Shathi Rani

Personal information
- Full name: Shathi Rani Bormon
- Born: 19 June 1998 (age 28)
- Height: 155 cm (5 ft 1 in)
- Batting: Right-handed
- Role: Opening Batter

International information
- National side: Bangladesh;
- T20I debut (cap 39): 9 July 2023 v India
- Last T20I: 12 October 2024 v South Africa
- T20I shirt no.: 41

Career statistics
| Competition | WT20I |
| Matches | 9 |
| Runs scored | 114 |
| Batting average | 12.66 |
| 100s/50s | 0/0 |
| Top score | 29 |
| Catches/stumpings | 1/0 |

Medal record
Women's Cricket
Representing Bangladesh
Asian Games
| Bronze medal – third place | 2022 Hangzhou | Team |
- Source: ESPNcricinfo, 12 October 2024

= Shathi Rani =

Bangladeshi cricketer

Shathi Rani Bormon (born June 19, 1998) is a Bangladeshi cricketer.

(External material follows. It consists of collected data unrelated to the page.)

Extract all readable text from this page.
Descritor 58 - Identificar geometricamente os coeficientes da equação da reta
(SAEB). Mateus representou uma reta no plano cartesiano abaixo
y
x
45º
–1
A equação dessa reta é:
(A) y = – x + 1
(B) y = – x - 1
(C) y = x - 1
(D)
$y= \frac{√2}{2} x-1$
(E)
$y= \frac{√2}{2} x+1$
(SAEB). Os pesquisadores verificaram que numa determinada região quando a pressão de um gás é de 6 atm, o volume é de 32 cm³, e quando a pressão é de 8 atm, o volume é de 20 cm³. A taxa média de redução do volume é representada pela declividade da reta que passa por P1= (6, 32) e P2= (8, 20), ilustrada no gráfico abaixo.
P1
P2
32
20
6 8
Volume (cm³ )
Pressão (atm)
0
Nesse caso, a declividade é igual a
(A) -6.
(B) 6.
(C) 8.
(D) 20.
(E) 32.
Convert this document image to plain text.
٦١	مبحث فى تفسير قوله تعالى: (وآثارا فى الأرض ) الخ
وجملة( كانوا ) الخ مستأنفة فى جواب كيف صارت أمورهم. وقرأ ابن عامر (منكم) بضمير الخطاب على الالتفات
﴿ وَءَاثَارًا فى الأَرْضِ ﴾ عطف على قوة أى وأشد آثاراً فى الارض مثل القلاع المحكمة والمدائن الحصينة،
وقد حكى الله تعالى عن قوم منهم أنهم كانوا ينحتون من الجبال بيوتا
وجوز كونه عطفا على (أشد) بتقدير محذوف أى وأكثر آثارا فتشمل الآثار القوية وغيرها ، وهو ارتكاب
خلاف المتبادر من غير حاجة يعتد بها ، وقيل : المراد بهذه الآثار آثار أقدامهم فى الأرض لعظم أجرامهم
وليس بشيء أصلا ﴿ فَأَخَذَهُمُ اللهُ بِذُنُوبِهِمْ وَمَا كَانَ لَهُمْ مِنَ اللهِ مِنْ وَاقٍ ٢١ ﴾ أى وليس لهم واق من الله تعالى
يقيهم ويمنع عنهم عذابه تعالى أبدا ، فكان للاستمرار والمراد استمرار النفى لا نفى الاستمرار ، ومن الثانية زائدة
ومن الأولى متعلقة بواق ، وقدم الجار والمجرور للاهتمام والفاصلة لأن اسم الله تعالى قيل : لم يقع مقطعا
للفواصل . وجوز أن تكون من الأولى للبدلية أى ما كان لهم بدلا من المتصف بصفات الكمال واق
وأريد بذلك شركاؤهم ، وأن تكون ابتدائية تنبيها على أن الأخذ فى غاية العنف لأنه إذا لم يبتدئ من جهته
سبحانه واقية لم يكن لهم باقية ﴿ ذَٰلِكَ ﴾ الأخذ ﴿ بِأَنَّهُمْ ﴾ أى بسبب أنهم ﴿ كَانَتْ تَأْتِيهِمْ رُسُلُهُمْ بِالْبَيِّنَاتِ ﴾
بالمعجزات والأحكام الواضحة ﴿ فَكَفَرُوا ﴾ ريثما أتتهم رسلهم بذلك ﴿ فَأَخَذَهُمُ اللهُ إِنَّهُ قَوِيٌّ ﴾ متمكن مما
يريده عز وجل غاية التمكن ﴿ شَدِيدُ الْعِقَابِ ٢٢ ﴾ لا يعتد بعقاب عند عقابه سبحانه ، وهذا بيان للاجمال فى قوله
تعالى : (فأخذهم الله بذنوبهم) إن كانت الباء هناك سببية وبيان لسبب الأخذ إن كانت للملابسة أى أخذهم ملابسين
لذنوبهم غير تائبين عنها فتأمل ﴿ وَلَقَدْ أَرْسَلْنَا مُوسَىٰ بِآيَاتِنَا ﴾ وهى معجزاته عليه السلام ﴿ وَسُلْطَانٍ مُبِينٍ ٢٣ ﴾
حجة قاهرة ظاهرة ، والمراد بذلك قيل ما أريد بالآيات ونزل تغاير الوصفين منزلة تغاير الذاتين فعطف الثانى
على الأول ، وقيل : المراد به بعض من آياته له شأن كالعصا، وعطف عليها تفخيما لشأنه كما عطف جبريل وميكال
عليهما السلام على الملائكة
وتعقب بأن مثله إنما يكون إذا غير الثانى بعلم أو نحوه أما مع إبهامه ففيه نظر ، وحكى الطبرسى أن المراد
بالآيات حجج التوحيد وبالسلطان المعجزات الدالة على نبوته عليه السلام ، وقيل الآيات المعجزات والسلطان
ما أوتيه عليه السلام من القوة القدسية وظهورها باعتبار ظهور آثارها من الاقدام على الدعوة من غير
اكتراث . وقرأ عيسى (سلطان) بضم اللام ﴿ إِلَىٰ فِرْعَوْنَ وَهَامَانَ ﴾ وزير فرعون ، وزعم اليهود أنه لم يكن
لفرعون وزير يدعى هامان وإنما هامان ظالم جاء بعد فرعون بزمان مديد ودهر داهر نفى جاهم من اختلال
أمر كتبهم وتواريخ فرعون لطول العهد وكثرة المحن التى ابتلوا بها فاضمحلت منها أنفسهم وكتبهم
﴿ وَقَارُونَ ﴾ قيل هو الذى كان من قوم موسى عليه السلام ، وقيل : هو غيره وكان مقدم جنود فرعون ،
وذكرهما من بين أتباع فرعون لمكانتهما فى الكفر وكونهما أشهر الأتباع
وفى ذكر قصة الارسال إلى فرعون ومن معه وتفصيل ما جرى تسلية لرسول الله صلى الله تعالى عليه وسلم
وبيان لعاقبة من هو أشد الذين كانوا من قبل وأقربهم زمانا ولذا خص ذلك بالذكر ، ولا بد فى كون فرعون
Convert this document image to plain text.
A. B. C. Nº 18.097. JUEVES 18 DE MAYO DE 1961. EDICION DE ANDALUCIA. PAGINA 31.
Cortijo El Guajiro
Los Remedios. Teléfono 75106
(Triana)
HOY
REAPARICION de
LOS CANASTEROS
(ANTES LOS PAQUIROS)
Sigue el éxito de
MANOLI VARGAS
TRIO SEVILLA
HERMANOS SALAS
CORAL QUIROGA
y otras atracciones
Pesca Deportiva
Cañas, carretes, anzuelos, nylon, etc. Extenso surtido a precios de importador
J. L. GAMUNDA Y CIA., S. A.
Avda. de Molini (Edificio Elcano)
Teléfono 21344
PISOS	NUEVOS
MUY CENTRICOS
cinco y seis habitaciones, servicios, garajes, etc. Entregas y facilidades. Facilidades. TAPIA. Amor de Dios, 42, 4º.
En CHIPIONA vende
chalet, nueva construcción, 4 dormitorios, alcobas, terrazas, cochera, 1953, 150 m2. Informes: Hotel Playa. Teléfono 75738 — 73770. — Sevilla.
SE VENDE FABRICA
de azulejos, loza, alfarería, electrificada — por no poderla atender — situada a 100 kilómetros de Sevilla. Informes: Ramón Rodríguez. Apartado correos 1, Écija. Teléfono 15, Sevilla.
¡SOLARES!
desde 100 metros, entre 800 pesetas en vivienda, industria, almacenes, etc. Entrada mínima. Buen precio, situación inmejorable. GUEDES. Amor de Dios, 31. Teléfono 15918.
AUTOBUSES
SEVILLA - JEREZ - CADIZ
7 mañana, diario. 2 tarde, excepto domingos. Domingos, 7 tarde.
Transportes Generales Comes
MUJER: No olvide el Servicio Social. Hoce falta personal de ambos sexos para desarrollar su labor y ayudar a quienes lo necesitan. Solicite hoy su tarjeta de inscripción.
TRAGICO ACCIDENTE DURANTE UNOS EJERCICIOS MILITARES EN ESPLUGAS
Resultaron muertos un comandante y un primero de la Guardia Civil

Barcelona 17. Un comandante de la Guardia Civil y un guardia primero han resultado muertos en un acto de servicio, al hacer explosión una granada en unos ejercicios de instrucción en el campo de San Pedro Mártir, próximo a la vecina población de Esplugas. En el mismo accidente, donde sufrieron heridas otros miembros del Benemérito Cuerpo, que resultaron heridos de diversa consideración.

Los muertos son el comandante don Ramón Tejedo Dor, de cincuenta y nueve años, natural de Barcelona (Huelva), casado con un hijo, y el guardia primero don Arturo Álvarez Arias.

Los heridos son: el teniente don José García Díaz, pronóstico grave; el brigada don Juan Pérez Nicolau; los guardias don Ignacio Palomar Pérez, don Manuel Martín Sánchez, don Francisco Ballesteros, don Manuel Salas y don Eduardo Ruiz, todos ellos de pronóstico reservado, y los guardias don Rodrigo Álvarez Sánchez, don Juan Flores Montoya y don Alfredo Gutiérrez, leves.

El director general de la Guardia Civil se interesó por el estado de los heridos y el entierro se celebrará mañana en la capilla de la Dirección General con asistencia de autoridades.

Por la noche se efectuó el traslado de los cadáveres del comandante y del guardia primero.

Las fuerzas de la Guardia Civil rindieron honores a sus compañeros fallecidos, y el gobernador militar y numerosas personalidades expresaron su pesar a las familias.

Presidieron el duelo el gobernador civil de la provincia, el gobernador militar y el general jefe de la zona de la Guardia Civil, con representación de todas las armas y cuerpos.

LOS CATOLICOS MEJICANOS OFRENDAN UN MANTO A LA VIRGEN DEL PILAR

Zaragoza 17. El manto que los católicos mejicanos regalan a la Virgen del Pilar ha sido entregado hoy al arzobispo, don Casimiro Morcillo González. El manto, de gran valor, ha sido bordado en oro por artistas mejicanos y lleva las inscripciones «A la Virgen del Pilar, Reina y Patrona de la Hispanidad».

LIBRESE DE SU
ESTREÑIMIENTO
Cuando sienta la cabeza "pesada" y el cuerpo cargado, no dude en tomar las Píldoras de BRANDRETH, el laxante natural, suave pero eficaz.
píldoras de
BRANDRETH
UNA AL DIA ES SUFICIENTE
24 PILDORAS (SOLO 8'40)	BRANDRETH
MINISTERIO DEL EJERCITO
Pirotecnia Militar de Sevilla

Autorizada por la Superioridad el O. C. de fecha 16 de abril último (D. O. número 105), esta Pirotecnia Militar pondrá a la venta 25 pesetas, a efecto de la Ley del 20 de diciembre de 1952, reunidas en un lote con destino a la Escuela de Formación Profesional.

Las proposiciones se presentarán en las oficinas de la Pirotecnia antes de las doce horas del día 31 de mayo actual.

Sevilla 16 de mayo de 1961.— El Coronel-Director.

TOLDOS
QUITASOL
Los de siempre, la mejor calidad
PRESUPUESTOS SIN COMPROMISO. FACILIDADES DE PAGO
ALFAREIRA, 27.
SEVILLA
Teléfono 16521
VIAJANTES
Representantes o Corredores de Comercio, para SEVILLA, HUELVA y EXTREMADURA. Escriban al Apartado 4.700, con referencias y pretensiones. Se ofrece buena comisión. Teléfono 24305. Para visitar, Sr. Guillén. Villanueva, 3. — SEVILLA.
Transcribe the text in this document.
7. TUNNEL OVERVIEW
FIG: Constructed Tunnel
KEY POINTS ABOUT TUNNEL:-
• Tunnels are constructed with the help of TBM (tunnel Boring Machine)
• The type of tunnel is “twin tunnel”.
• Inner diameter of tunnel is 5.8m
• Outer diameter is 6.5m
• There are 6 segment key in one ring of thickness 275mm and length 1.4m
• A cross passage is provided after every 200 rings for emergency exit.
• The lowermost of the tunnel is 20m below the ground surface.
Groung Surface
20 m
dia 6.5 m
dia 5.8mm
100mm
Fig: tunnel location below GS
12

She plays for the national team as an opening batter and made her Women's Twenty20 International (T20I) debut in 2023 in the home series against India. She has since played five T20I matches. Rani was part of the team that won a bronze medal at the 2022 Asian Games. She was named in the Bangladesh squad for the 2024 ICC Women's T20 World Cup.